Gegen diesen Bescheid richtet sich die vorliegende Beschwerde, über die der Verwaltungsgerichtshof erwogen hat:

Gemäß § 4 Zustellgesetz ist Abgabestelle im Sinne dieses Bundesgesetzes der Ort, an dem die Sendung der Empfänger zugestellt werden darf; das ist die Wohnung oder sonstige Unterkuft, die Betriebsstätte, der Sitz, der Geschäftsraum, die Kanzlei oder der Arbeitsplatz des Empfängers, im Falle der Zustellung anläßlich einer Amtshandlung auch deren Ort.

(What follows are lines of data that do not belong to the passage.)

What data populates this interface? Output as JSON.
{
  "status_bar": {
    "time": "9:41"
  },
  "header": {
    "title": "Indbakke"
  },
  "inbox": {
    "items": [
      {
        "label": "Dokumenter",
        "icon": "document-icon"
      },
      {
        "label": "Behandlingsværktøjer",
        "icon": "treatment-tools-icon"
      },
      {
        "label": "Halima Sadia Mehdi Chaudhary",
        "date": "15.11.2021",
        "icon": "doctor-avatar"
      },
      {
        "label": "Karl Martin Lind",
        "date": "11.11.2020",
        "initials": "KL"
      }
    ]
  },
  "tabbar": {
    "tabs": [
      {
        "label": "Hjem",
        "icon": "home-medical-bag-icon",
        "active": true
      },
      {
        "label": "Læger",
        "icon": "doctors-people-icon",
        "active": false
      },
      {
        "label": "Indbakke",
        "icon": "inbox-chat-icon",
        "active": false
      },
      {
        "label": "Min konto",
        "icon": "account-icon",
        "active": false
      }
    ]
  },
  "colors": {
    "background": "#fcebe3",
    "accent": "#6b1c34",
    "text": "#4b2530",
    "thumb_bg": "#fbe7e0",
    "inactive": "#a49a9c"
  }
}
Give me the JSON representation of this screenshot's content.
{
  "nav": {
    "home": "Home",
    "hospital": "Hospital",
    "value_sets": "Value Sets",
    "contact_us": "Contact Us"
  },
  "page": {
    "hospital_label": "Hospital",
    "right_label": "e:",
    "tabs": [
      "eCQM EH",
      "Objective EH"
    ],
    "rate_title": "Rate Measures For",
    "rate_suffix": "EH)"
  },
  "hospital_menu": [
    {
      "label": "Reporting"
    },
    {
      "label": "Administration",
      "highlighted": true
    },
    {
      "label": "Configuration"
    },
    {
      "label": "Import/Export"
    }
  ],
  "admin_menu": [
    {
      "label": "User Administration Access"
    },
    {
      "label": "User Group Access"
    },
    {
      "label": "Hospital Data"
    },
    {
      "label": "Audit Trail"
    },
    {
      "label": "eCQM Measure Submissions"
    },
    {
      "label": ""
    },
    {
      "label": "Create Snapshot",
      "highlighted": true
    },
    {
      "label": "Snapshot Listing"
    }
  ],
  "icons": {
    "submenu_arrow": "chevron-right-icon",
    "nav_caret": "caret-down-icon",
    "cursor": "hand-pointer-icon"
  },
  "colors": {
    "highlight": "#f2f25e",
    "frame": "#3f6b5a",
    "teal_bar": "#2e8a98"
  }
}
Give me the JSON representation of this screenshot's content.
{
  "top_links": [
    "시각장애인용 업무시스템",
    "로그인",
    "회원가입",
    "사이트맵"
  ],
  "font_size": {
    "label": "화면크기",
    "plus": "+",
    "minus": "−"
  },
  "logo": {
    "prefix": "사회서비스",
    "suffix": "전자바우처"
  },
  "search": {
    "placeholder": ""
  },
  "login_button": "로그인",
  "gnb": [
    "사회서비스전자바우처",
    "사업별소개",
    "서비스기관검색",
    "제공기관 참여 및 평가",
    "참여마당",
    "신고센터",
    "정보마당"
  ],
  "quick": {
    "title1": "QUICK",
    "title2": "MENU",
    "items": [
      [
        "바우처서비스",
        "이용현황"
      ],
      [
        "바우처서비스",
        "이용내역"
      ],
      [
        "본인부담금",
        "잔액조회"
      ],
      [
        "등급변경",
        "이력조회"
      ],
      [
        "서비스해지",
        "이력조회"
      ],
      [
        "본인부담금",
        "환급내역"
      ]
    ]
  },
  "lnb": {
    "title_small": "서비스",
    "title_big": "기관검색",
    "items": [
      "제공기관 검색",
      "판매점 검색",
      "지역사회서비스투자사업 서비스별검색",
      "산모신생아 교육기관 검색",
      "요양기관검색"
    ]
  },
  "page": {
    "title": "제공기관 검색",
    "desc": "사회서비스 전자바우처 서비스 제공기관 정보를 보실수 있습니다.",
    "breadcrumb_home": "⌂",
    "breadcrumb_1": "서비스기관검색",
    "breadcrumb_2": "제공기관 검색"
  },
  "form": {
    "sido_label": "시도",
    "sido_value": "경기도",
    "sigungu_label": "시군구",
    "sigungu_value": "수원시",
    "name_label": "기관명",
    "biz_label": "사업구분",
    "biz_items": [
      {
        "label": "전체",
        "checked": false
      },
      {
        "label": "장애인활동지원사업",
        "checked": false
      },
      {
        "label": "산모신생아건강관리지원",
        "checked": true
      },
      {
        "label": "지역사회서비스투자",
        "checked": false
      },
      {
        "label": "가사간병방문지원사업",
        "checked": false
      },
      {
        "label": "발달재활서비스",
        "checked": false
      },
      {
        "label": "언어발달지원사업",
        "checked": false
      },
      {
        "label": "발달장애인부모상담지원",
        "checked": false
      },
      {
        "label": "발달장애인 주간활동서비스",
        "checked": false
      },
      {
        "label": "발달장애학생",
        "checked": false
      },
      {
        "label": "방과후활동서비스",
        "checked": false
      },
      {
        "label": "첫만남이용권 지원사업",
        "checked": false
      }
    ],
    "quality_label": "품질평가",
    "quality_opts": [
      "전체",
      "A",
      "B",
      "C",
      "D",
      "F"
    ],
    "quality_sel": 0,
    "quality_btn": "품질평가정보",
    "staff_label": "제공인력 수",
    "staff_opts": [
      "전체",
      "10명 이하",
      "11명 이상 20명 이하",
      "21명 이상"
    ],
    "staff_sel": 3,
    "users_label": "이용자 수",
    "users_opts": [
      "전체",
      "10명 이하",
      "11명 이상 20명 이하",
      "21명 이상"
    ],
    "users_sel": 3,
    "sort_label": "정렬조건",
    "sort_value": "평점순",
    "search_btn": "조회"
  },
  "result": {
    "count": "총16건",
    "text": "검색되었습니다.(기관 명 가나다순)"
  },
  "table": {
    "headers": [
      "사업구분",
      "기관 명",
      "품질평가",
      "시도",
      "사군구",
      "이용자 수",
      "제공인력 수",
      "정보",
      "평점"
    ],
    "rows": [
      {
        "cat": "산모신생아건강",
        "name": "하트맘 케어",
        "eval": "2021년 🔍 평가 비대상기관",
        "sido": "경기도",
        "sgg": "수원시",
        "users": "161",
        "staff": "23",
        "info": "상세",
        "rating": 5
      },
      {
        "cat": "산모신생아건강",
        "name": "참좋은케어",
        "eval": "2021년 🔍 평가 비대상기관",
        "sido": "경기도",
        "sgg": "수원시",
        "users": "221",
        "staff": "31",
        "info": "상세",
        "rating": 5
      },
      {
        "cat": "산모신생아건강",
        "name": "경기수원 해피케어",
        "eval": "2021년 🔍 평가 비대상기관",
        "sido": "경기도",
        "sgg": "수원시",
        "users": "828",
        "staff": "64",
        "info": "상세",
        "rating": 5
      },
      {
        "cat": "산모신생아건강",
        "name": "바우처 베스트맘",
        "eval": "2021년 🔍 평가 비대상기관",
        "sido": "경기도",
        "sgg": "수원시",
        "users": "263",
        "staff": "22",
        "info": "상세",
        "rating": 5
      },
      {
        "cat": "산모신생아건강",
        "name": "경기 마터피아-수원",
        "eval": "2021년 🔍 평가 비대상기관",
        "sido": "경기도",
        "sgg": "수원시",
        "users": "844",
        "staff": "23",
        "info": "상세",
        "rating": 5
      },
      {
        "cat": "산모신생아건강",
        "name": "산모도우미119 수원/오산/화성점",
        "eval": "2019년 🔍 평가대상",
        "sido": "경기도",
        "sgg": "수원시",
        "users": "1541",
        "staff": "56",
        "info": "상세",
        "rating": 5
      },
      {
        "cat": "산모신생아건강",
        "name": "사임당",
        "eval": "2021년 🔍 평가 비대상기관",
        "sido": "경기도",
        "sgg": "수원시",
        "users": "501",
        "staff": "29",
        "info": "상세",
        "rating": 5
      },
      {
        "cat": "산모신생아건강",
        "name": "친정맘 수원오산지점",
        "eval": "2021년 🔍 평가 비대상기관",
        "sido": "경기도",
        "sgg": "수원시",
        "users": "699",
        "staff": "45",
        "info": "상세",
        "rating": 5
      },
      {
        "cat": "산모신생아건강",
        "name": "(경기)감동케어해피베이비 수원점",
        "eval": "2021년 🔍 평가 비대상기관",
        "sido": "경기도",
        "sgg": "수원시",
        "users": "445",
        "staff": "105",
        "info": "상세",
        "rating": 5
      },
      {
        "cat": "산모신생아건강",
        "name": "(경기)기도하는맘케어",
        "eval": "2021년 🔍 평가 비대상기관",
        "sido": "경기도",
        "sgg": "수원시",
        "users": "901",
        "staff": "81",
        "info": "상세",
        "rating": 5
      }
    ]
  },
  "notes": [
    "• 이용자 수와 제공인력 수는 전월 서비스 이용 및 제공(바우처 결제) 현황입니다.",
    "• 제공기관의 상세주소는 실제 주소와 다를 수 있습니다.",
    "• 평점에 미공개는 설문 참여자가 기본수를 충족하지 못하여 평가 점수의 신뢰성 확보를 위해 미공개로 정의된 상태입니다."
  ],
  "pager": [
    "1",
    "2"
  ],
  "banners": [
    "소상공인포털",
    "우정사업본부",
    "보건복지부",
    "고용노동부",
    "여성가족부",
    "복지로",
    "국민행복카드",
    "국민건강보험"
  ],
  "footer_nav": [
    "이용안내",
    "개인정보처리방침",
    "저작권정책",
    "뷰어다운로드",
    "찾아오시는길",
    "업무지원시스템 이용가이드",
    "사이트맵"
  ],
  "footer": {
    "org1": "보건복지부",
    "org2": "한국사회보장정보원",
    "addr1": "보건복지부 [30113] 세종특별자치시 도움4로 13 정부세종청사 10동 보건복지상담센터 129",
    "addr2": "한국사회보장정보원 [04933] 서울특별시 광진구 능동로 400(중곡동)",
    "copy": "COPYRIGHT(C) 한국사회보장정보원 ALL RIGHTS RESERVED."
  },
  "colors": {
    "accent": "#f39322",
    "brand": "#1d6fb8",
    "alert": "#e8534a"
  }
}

Unter einer Wohnung ist jene Räumlichkeit zu verstehen, in der jemand seine ständige Unterkunft hat, wo sich also der Mittelpunkt seiner Lebensverhältnisse befindet. Es kommt darauf an, ob die Wohnung im Zeitpunkt der Zustellung tatsächlich bewohnt wird, nicht aber darauf, wo der Empfänger polizeilich gemeldet ist (siehe die Erkenntnisse des Verwaltungsgerichtshofes vom 5. Februar 1963, Zl. 1399/61 und vom 28. Jänner 1985, Zl. 85/18/0011 bis 0013). Die kurzfristige Abwesenheit von der Wohnung nimmt dieser nicht den Charakter einer Abgabestelle im Sinne des § 4 Zustellgesetz.

Entscheidend für die Beurteilung der Rechtzeitigkeit der vom Beschwerdeführer erhobenen Berufung ist somit primär, ob der Beschwerdeführer zum Zeitpunkt der Zustellversuche an der angegebenen Adresse eine Wohnung im oben beschriebenen Sinn hatte und nicht, ob der Beschwerdeführer - wie die belangte Behörde meint - ortsabwesend im Sinne es § 17 Abs. 3 Zustellgesetz gewesen ist. Der Beschwerdeführer hat dies bestritten und in seinem Schreiben vom 23. August 1989 die Behauptung aufgestellt, am 14. Mai 1988 zu einer namentlich genannten Person in Wien, V-Gasse, verzogen zu sein, sich polizeilich angemeldet und zur Zeit der Zustellversuche dort gewohnt zu haben und nicht mehr an die Adresse in Wien, R-Gasse, zurückgekehrt zu sein. Auf Grund dieser Behauptung wäre es Aufgabe der belangten Behörde gewesen, jedenfalls die vom Beschwerdeführer genannte Person über seinen Aufenthalt zur Zeit der Zustellversuche zu vernehmen, insbesondere darüber, ob der Beschwerdeführer zu dieser Zeit (auch) in Wien, R-Gasse, gewohnt hat.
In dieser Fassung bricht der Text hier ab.